Cette annonce intervient alors qu’une large intersyndicale (SUD-Aérien, CGT, FO, Unsa, CFDT) appelle les salariés à la grève jeudi contre la filialisation, avec des rassemblements prévus aux aéroports parisiens d’Orly et Roissy, ainsi qu’à Toulouse.

Une séance du comité central d’entreprise (CCE) prévue ce même jour avait d’ores et déjà été déplacée de Roissy vers Paris, pour éviter tout débordement.

Dans son courrier, M. Terner explique que l’étude qui devait être prochainement lancée « ne visait ni à préparer une vente de l’activité ni à modifier les conditions d’emploi des personnels », contrairement aux craintes exprimées par les syndicats.

Le directeur général d’Air France, ancien patron de l’activité maintenance du groupe, évoque « un malentendu sur les objectifs poursuivis, et pour certains un sentiment d’exclusion qui va à l’inverse de l’esprit de Trust Together (la confiance ensemble, NDLR) », le plan stratégique dévoilé début novembre par le PDG d’Air France-KLM Jean-Marc Janaillac.

Il affirme cependant que « le statu quo n’est pas une option » pour la maintenance d’AF-KLM, numéro deux mondial du secteur derrière l’allemand Lufthansa.

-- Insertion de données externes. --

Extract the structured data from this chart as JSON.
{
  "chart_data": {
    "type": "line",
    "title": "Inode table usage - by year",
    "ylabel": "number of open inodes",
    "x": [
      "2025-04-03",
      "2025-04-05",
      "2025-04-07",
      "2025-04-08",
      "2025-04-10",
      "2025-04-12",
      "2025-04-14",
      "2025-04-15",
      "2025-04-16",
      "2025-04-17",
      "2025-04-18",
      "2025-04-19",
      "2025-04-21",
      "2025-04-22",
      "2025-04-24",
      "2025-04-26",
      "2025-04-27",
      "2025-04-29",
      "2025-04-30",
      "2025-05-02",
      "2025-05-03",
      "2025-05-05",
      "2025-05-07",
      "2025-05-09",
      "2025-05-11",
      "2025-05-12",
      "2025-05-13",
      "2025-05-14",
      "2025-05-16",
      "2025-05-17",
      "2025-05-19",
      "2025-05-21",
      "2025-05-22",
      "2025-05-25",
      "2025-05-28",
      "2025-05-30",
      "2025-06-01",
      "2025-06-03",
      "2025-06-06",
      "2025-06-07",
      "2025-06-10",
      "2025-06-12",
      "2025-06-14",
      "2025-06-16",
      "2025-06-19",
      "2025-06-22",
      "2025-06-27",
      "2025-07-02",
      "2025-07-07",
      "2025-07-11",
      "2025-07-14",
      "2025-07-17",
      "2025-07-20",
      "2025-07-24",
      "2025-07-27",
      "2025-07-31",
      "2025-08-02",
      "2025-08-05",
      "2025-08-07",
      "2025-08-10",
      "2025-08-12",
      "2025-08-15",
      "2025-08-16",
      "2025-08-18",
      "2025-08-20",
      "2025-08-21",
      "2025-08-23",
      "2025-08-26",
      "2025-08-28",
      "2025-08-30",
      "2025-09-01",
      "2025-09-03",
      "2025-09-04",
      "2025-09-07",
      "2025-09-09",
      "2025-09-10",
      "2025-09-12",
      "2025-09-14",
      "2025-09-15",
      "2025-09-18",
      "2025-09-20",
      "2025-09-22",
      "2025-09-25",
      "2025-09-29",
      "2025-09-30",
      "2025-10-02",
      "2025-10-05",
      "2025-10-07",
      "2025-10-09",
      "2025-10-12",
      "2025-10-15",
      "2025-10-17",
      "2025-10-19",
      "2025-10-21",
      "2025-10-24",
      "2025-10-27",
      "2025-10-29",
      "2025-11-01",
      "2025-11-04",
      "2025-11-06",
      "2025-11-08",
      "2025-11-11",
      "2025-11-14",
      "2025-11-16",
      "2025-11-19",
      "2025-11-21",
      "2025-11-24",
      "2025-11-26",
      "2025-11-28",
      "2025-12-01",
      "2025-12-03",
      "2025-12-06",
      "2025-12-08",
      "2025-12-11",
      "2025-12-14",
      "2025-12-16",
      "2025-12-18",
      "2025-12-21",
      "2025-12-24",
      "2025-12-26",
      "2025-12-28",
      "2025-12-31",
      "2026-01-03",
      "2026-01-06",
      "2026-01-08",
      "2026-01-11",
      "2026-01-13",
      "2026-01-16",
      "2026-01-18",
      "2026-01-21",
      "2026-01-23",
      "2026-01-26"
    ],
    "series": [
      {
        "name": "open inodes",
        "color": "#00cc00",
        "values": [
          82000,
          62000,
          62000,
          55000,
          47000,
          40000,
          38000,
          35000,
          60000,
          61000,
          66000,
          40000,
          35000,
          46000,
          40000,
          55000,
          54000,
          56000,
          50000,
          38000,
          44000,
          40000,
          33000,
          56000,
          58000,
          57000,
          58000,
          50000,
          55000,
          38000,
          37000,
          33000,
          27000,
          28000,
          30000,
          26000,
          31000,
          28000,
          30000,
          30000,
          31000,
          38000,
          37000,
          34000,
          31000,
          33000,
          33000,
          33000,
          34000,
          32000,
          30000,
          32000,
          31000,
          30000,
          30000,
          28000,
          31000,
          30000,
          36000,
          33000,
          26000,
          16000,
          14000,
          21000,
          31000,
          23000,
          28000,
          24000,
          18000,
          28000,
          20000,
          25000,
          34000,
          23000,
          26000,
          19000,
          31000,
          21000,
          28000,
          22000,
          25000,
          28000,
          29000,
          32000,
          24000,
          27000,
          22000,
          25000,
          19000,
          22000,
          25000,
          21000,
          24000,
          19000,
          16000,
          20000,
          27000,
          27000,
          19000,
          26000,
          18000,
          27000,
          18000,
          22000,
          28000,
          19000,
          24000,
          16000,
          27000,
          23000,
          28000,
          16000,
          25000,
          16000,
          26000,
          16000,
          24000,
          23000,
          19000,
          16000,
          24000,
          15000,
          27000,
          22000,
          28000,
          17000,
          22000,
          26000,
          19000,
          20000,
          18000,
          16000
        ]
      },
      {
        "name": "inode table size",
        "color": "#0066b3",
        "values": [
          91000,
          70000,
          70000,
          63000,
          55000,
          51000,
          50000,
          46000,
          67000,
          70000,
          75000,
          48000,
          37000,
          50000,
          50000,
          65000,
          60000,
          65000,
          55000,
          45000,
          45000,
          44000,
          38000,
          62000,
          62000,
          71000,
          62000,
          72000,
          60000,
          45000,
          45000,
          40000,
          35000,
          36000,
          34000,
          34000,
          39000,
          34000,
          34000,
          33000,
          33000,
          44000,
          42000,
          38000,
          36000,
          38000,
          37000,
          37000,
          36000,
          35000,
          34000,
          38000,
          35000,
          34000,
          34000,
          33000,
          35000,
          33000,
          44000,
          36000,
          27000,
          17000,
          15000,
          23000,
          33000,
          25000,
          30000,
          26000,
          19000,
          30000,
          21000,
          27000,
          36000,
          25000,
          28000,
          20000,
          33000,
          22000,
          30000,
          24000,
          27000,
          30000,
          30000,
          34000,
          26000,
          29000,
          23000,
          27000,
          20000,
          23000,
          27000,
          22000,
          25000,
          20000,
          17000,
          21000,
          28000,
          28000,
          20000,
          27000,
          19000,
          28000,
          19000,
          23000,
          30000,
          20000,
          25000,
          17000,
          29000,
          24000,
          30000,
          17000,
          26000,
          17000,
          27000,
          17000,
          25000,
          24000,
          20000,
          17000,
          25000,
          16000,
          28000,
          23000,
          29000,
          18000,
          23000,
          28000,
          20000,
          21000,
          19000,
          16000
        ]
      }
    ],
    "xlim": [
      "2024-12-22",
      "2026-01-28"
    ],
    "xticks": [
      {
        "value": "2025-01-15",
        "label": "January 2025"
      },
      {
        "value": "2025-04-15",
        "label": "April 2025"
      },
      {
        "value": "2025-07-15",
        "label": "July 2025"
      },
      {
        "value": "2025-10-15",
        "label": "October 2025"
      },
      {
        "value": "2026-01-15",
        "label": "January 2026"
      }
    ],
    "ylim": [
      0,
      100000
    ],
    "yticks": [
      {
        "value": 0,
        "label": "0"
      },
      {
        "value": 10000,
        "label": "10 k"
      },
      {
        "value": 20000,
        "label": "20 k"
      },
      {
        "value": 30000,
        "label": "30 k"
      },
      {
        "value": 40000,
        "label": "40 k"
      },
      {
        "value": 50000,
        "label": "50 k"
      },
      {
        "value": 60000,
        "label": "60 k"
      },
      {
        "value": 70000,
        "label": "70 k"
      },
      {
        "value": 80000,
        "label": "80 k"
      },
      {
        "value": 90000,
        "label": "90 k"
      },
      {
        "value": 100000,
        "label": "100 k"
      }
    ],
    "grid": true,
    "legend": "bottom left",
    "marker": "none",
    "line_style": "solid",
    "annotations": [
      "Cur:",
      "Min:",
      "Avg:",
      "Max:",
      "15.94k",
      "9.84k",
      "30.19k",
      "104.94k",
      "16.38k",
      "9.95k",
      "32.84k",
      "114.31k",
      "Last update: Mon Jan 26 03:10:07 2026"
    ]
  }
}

Les partenaires sociaux se rencontreront début 2017 pour évoquer l’avenir.

« L’étude est abandonnée mais pas le projet en tant que tel », a réagi auprès de l’AFP Mehdi Kemoune de la CGT Air France, dénonçant « avant tout de la com’ face au mécontentement des salariés ».

Les syndicats redoutaient à terme une vente de la maintenance et la perte du statut Air France pour le personnel.